Но Турчаку уже попала вожжа под хвост. Черный, щербатый, с растрепанной бородой, он крутился возле Демида Кущина и костерил его на чем свет стоит:
— Жаба зеленая! Черт бесхвостый! Я у тебя эту землю из глотки выдеру! Все едино перепашу все по граням, так и знай!
— Да перепахивай, будь ты неладен, — сплюнул Демид.
Ссора уже начала было утихать, но тут, как на грех, подошли два меньших Кущина — Игнат и Петр. Все три брата походили друг на друга, как близнецы: невысокие, коренастые, с кривыми ногами и темноусыми, аккуратно выбритыми лицами. Кущины жили в одном доме и все собирались строиться. Им нужны были деньги, они заранее прикинули, сколько придется продать пшеницы, отпахали сажень Турчаковой земли на всю длину загона и думали, что Аким этого не заметит. Теперь, услышав крики и сразу поняв, что происходит, они решили помочь Демиду выкрутиться из неприятного положения.
— Чего тут такое? — блеснув белыми зубами, спросил Петр Кущин. — Шуму много, а драки нет.
Осатанелый Турчак стеганул его руганью, заорал хрипло:
— Погоди чуток, будет и драка! Я вам, паразиты, всем троим ноги поперебиваю, только суньтесь на мое поле!
— Тю на тебя! Чего ты верещишь? — попятился Петр. — Мы, брат, и сами парни не слабые. Так настукаем, что кровью враз умоешься!

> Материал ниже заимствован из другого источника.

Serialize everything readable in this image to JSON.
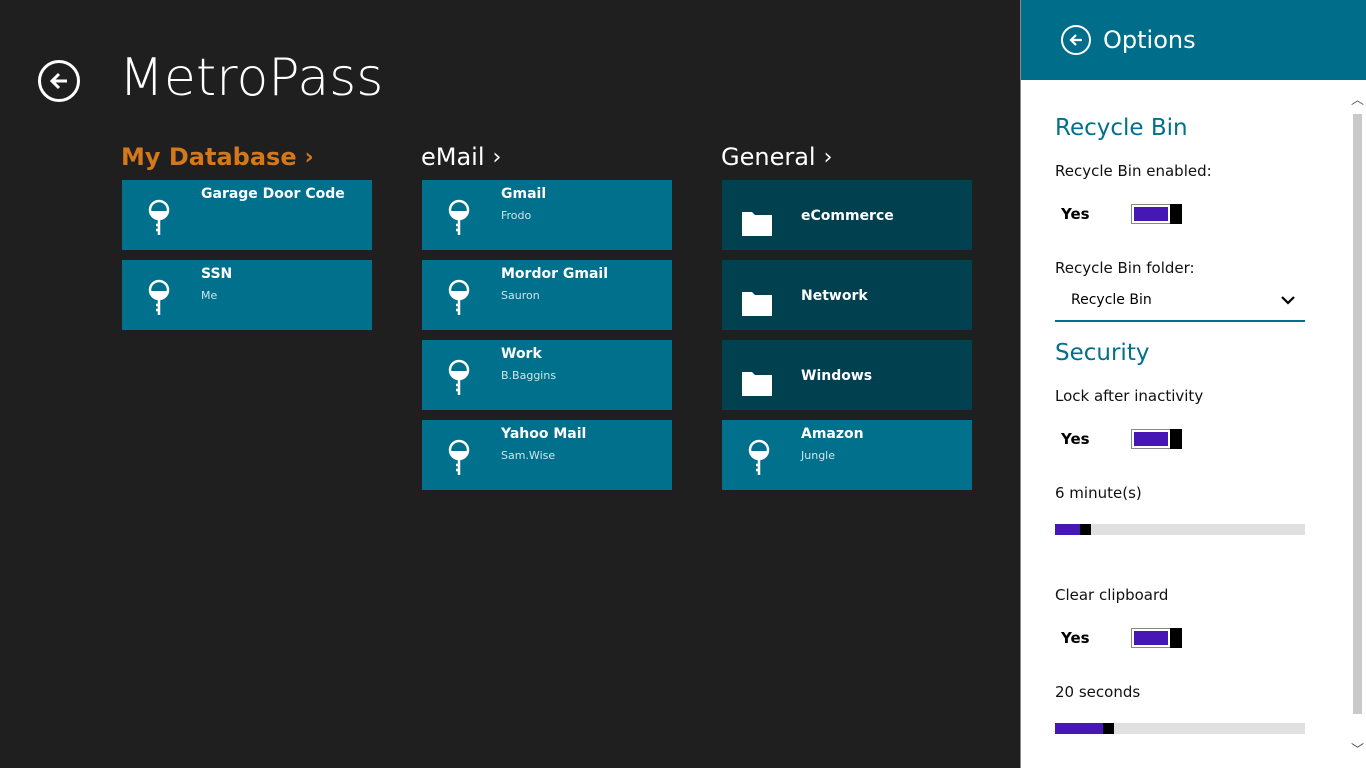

Долго еще они переругивались, кляли один другого, грозились до тех пор, пока дед Силыч, сняв ременный поясок, не перемерил ширину их полей. Дед заявил смущенно:
— Ежели, голубы мои, правду сказать, то малость, конечно, прихватили. Так не годится. По-моему, пускай Аким вернет вам затраченное на этот кусок зерном и отпашет свое поле ровно, как положено по закону.
— Да ить я что? Пускай пашет! — махнул рукой Демид Кущин.
Разошлись обозленные и недовольные друг другом. Через полчаса снова зазвучали крики погоняльщиков, взвизгнули немазаные плужные колеса. Старики, нагрузив свои торбы, отправились досеивать поля.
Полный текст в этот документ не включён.